Shortly after Condon’s exit the house arrest was lifted and further plea bargain negotiations continued while the legal team prepared for the court date. Up and down the West Coast, across the country and in ports all over the world the labor movement and its allies were preparing for an international day of action—coordinated demonstrations and industrial actions—in support of the Charleston Five on the first day of the trial.
The international dockers unions had made threats of industrial actions and port shut downs on the day of action. Global shipping companies, not knowing where they might get hit around the world, let the South Carolina Ports Authority know that this prosecution was not worth the cost to them and that the local people should resolve the matter before the trial began. The Ports Authority, an important part of the South Carolina business community, relayed these concerns and the fact that the case was giving the Port of Charleston a publicity black eye to the political powers in the state.

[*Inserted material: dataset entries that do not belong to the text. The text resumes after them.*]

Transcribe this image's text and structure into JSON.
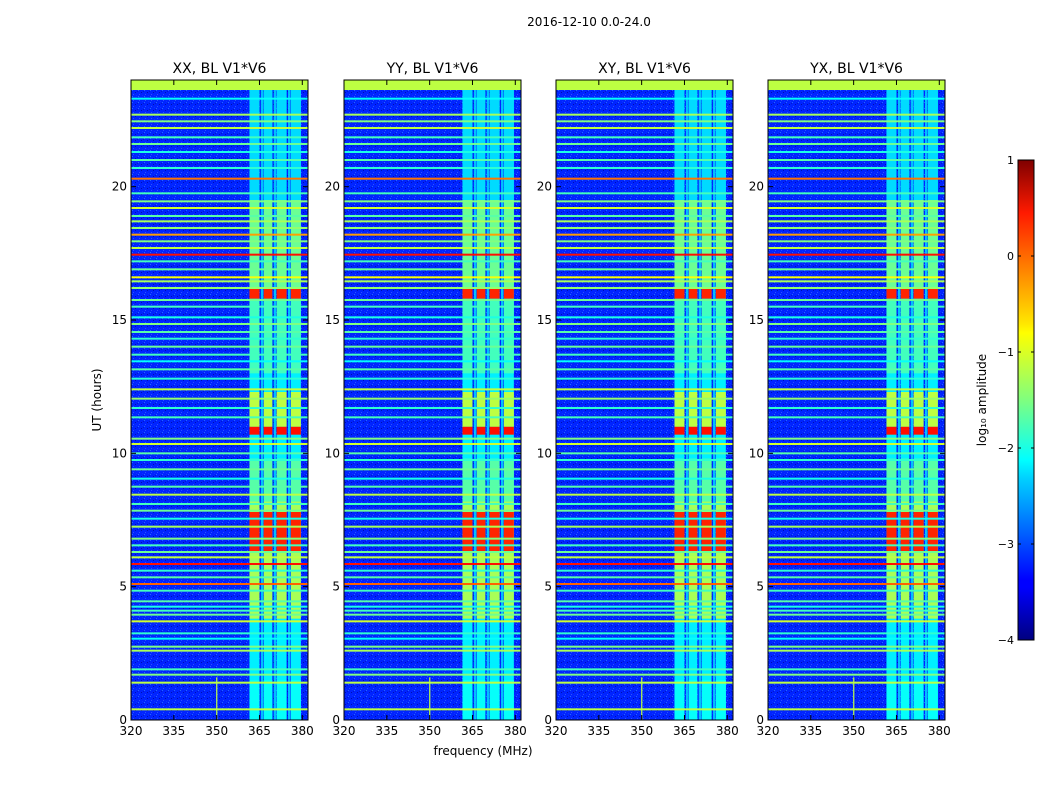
{
  "chart_data": {
    "type": "heatmap",
    "suptitle": "2016-12-10 0.0-24.0",
    "xlabel": "frequency (MHz)",
    "ylabel": "UT (hours)",
    "xlim": [
      320,
      382
    ],
    "ylim": [
      0,
      24
    ],
    "xticks": [
      320,
      335,
      350,
      365,
      380
    ],
    "yticks": [
      0,
      5,
      10,
      15,
      20
    ],
    "colorbar": {
      "label": "log₁₀ amplitude",
      "range": [
        -4,
        1
      ],
      "ticks": [
        1,
        0,
        -1,
        -2,
        -3,
        -4
      ],
      "tick_labels": [
        "1",
        "0",
        "−1",
        "−2",
        "−3",
        "−4"
      ],
      "colormap": "jet"
    },
    "background_log10_amplitude": -3.2,
    "panels": [
      {
        "title": "XX, BL V1*V6",
        "signal_band_start_hour": 0.0
      },
      {
        "title": "YY, BL V1*V6",
        "signal_band_start_hour": 0.0
      },
      {
        "title": "XY, BL V1*V6",
        "signal_band_start_hour": 0.0
      },
      {
        "title": "YX, BL V1*V6",
        "signal_band_start_hour": 0.0
      }
    ],
    "signal_channels_mhz": [
      {
        "from": 361.5,
        "to": 365.0
      },
      {
        "from": 366.5,
        "to": 369.5
      },
      {
        "from": 371.0,
        "to": 374.5
      },
      {
        "from": 376.0,
        "to": 379.5
      }
    ],
    "faint_channels_mhz": [
      {
        "from": 365.5,
        "to": 366.3
      },
      {
        "from": 370.0,
        "to": 370.8
      },
      {
        "from": 375.0,
        "to": 375.8
      }
    ],
    "vertical_rfi_lines": [
      {
        "freq_mhz": 350,
        "from_hour": 0.0,
        "to_hour": 1.6
      }
    ],
    "signal_blocks": [
      {
        "from_hour": 0.0,
        "to_hour": 1.5,
        "log10_amplitude": -2.1
      },
      {
        "from_hour": 3.8,
        "to_hour": 8.2,
        "log10_amplitude": -1.3
      },
      {
        "from_hour": 6.3,
        "to_hour": 7.8,
        "log10_amplitude": 0.2
      },
      {
        "from_hour": 8.2,
        "to_hour": 9.8,
        "log10_amplitude": -1.7
      },
      {
        "from_hour": 10.7,
        "to_hour": 11.0,
        "log10_amplitude": 0.3
      },
      {
        "from_hour": 11.0,
        "to_hour": 12.3,
        "log10_amplitude": -1.2
      },
      {
        "from_hour": 13.0,
        "to_hour": 15.8,
        "log10_amplitude": -1.8
      },
      {
        "from_hour": 15.8,
        "to_hour": 16.2,
        "log10_amplitude": 0.2
      },
      {
        "from_hour": 16.2,
        "to_hour": 19.5,
        "log10_amplitude": -1.6
      },
      {
        "from_hour": 19.5,
        "to_hour": 24.0,
        "log10_amplitude": -2.3
      }
    ],
    "time_rfi_lines": [
      {
        "hour": 0.4,
        "log10_amplitude": -1.2
      },
      {
        "hour": 1.4,
        "log10_amplitude": -1.2
      },
      {
        "hour": 1.7,
        "log10_amplitude": -1.5
      },
      {
        "hour": 1.9,
        "log10_amplitude": -1.8
      },
      {
        "hour": 2.6,
        "log10_amplitude": -1.3
      },
      {
        "hour": 2.75,
        "log10_amplitude": -1.5
      },
      {
        "hour": 3.05,
        "log10_amplitude": -2.1
      },
      {
        "hour": 3.25,
        "log10_amplitude": -1.9
      },
      {
        "hour": 3.7,
        "log10_amplitude": -1.1
      },
      {
        "hour": 3.95,
        "log10_amplitude": -1.6
      },
      {
        "hour": 4.1,
        "log10_amplitude": -1.8
      },
      {
        "hour": 4.25,
        "log10_amplitude": -2.0
      },
      {
        "hour": 4.45,
        "log10_amplitude": -1.7
      },
      {
        "hour": 4.85,
        "log10_amplitude": -1.8
      },
      {
        "hour": 5.1,
        "log10_amplitude": -0.1
      },
      {
        "hour": 5.35,
        "log10_amplitude": -1.7
      },
      {
        "hour": 5.6,
        "log10_amplitude": -1.9
      },
      {
        "hour": 5.85,
        "log10_amplitude": 0.3
      },
      {
        "hour": 6.1,
        "log10_amplitude": -1.2
      },
      {
        "hour": 6.3,
        "log10_amplitude": -1.6
      },
      {
        "hour": 6.55,
        "log10_amplitude": -1.8
      },
      {
        "hour": 6.8,
        "log10_amplitude": -1.5
      },
      {
        "hour": 7.25,
        "log10_amplitude": -1.3
      },
      {
        "hour": 7.55,
        "log10_amplitude": -2.0
      },
      {
        "hour": 7.85,
        "log10_amplitude": -1.6
      },
      {
        "hour": 8.1,
        "log10_amplitude": -1.8
      },
      {
        "hour": 8.45,
        "log10_amplitude": -1.2
      },
      {
        "hour": 8.75,
        "log10_amplitude": -1.7
      },
      {
        "hour": 9.05,
        "log10_amplitude": -2.0
      },
      {
        "hour": 9.4,
        "log10_amplitude": -1.6
      },
      {
        "hour": 9.75,
        "log10_amplitude": -1.9
      },
      {
        "hour": 10.0,
        "log10_amplitude": -1.7
      },
      {
        "hour": 10.35,
        "log10_amplitude": -1.1
      },
      {
        "hour": 10.55,
        "log10_amplitude": -1.5
      },
      {
        "hour": 11.35,
        "log10_amplitude": -1.8
      },
      {
        "hour": 11.7,
        "log10_amplitude": -1.9
      },
      {
        "hour": 12.05,
        "log10_amplitude": -1.4
      },
      {
        "hour": 12.4,
        "log10_amplitude": -1.2
      },
      {
        "hour": 12.8,
        "log10_amplitude": -1.9
      },
      {
        "hour": 13.15,
        "log10_amplitude": -1.7
      },
      {
        "hour": 13.45,
        "log10_amplitude": -2.1
      },
      {
        "hour": 13.7,
        "log10_amplitude": -1.8
      },
      {
        "hour": 14.0,
        "log10_amplitude": -1.6
      },
      {
        "hour": 14.3,
        "log10_amplitude": -1.9
      },
      {
        "hour": 14.55,
        "log10_amplitude": -1.7
      },
      {
        "hour": 14.85,
        "log10_amplitude": -1.5
      },
      {
        "hour": 15.1,
        "log10_amplitude": -2.0
      },
      {
        "hour": 15.5,
        "log10_amplitude": -1.8
      },
      {
        "hour": 15.75,
        "log10_amplitude": -1.6
      },
      {
        "hour": 16.2,
        "log10_amplitude": -1.4
      },
      {
        "hour": 16.45,
        "log10_amplitude": -1.3
      },
      {
        "hour": 16.6,
        "log10_amplitude": -0.9
      },
      {
        "hour": 16.9,
        "log10_amplitude": -1.6
      },
      {
        "hour": 17.2,
        "log10_amplitude": -1.8
      },
      {
        "hour": 17.45,
        "log10_amplitude": 0.3
      },
      {
        "hour": 17.7,
        "log10_amplitude": -1.2
      },
      {
        "hour": 17.95,
        "log10_amplitude": -1.5
      },
      {
        "hour": 18.2,
        "log10_amplitude": -0.4
      },
      {
        "hour": 18.45,
        "log10_amplitude": -1.4
      },
      {
        "hour": 18.7,
        "log10_amplitude": -1.3
      },
      {
        "hour": 18.9,
        "log10_amplitude": -1.7
      },
      {
        "hour": 19.2,
        "log10_amplitude": -1.1
      },
      {
        "hour": 19.45,
        "log10_amplitude": -1.5
      },
      {
        "hour": 19.75,
        "log10_amplitude": -1.8
      },
      {
        "hour": 20.3,
        "log10_amplitude": -0.2
      },
      {
        "hour": 20.7,
        "log10_amplitude": -1.9
      },
      {
        "hour": 21.0,
        "log10_amplitude": -1.7
      },
      {
        "hour": 21.3,
        "log10_amplitude": -2.0
      },
      {
        "hour": 21.6,
        "log10_amplitude": -1.6
      },
      {
        "hour": 21.85,
        "log10_amplitude": -1.8
      },
      {
        "hour": 22.2,
        "log10_amplitude": -1.2
      },
      {
        "hour": 22.45,
        "log10_amplitude": -1.5
      },
      {
        "hour": 22.7,
        "log10_amplitude": -1.3
      },
      {
        "hour": 23.3,
        "log10_amplitude": -2.1
      },
      {
        "hour": 23.75,
        "log10_amplitude": -1.1
      }
    ]
  }
}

Then a week before the trial, with political pressure mounting, the prosecution came up with a new deal. The charges would be reduced to a non-violent misdemeanor of “riot, rout and affray,” where no weapons were used and no injuries were incurred. The punishment would be a $100 fine each and the Five were not even required to admit any guilt. They could plead “no contest” and even deny guilt and the case would be finished. The conviction would be so minor that it would be expunged from their records in three years if they had no more arrests in that time. The Five took the offer.
“This is a tremendous victory,” Ken Riley said.
Having won the criminal case, the movement’s attention is now focusing on the civil lawsuit. Winyah Stevedoring, Inc., the company that hired the scabs the union longshore workers were picketing against, has sued the three Charleston locals, their presidents and some 25 individual union members for the $1.5 million it claims it lost as a result of the picket.
Just as the labor movement could not allow union members to be jailed for exercising their legal right to picket, it cannot allow union locals and union members and their families to be bankrupted for picketing.
“How can union people be held responsible for a company’s financial losses from a picket line?” Riley asked. “Isn’t that the point of a picket—to put economic pressure on an employer?”
The ILWU fought and won a similar case three years ago after the picket of the Neptune Jade. Community protestors picketed the ship when it arrived at the Port of Oakland carrying cargo loaded by scabs employed by the company that had sacked the Liverpool dockers. The longshore employer group, the PMA, tried to sue for its alleged loses. The ILWU fought off every legal move to force it to turn over information on the picketers and threatened coastwise action if the PMA continued its witch hunt against them. The case was eventually dropped.
The defense attorneys have gotten the WSI case moved from state to federal courts where they feel they have a better chance to have some if not all of the complaints dismissed early next year before an actual trial. The local defense committees are continuing to raise money for the legal expenses.
“In times like these we have to cherish our victories,” Bill Fletcher said. “A year ago this case was set to be a slam dunk for the prosecution. The fact that we turned it around was a great success for the labor movement. We need to learn from that. And the courage of these locals in an anti-workers state should say to the rest of the union movement that we have to invest in organizing in the South.”